20 Ağustos 2014 Çarşamba

Toplum İmbiğinde Buharlaşan Benlikler Üzerine

Toplumsal normlar borsasında değeri yükselen her ne varsa işte onlara kişiliğini yatırıyorsun. Kendinden olan ne varsa satarak hem de. Benliğini yok sayma halinde iken kendi önüne 'öğrenme'lerinden bir duvar örüyorsun. Bu duvarın, menzilindeki güzel manzarayı görmene engel olması yetmezmiş gibi, bir varışa gitmeyen, yürümenin yalnızca yürümek anlamına geldiği yollarda başına gelebilecek en dramatik eylem(sizlik)e; duraklamaya sebep olmasının, kendinle başbaşa kaldığın her an bir buhran zerresinin gırtlağını yakarak içine süzüldüğündeki anlam veremediğin acıyı oluşturduğunu itiraf ediyorum sana insan!

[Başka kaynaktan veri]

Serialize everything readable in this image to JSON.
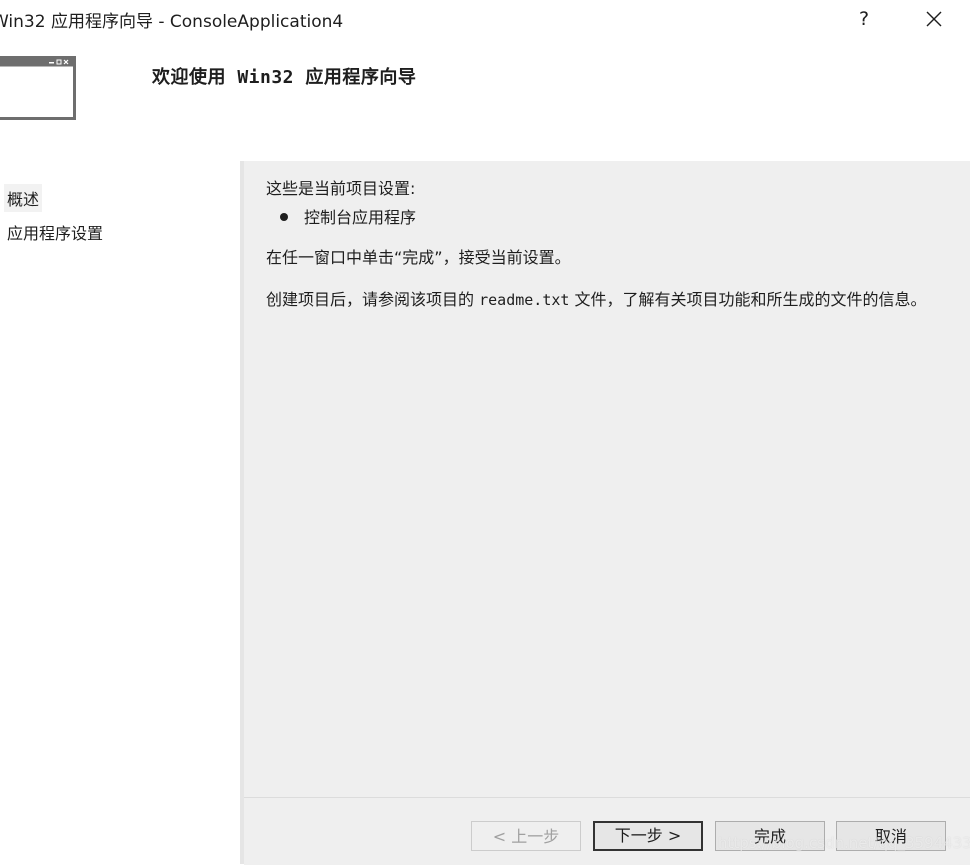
{
  "window": {
    "title": "Win32 应用程序向导 - ConsoleApplication4",
    "help_label": "?",
    "close_icon": "close-icon"
  },
  "header": {
    "logo_icon": "window-icon",
    "title": "欢迎使用 Win32 应用程序向导"
  },
  "sidebar": {
    "items": [
      {
        "label": "概述",
        "active": true
      },
      {
        "label": "应用程序设置",
        "active": false
      }
    ]
  },
  "content": {
    "settings_heading": "这些是当前项目设置:",
    "settings_items": [
      "控制台应用程序"
    ],
    "finish_hint": "在任一窗口中单击“完成”，接受当前设置。",
    "readme_prefix": "创建项目后，请参阅该项目的",
    "readme_file": "readme.txt",
    "readme_suffix": "文件，了解有关项目功能和所生成的文件的信息。"
  },
  "footer": {
    "prev_label": "< 上一步",
    "next_label": "下一步 >",
    "finish_label": "完成",
    "cancel_label": "取消"
  },
  "watermark": "https://blog.csdn.net/qq_35944331",
  "colors": {
    "content_bg": "#efefef",
    "button_bg": "#e6e6e6",
    "text": "#1e1e1e"
  }
}
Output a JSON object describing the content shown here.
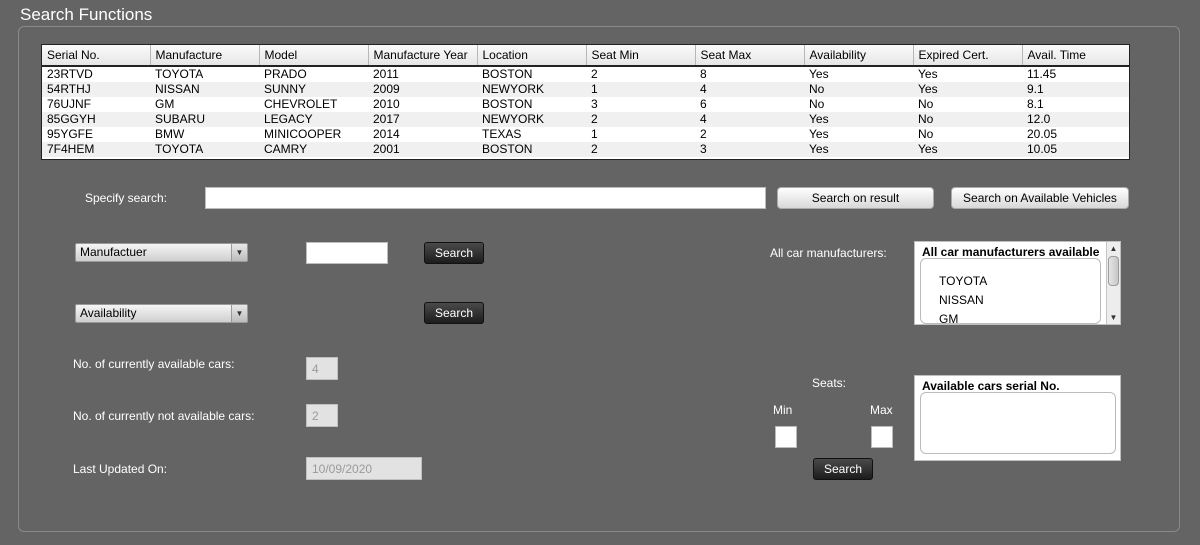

Mesela 'zengin olma'nın gereklilik olduğu algısı yaratılmış bir zihnin rutubetli duvarları içindesin. Mesela dinliyormuşsun rolü yaptığın müziklerden çivilenmiş tavana kulakların. Mesela sen ezelden beri Barcelona taraftarı, doğduğundan beri marksistsin bugün! Bugün hiç olmadığın kadar kozmetiksin de dün makyajını temizlemeden yattığını iddia ediyorsun! Mesela 'Ben sana mecbur değilim' cilerdensin bir Atilla İlhan hayranı bilseler de seni silikon dostların. Mesela vegansın en engin-arsızlığınla :) beluga havyarının lezettinden bahsettiğin günleri hatırlamazcasına.

İyi gidiyorsun, popülerite şapşalı. Bilmiyordun, öğrendin. Sen, değer verilen ne varsa toplum tarafından, onun tarafında 'duraklama' halindesin. Biz yürüyoruz, yalnızca yürümek için, kendi adımlarımızla!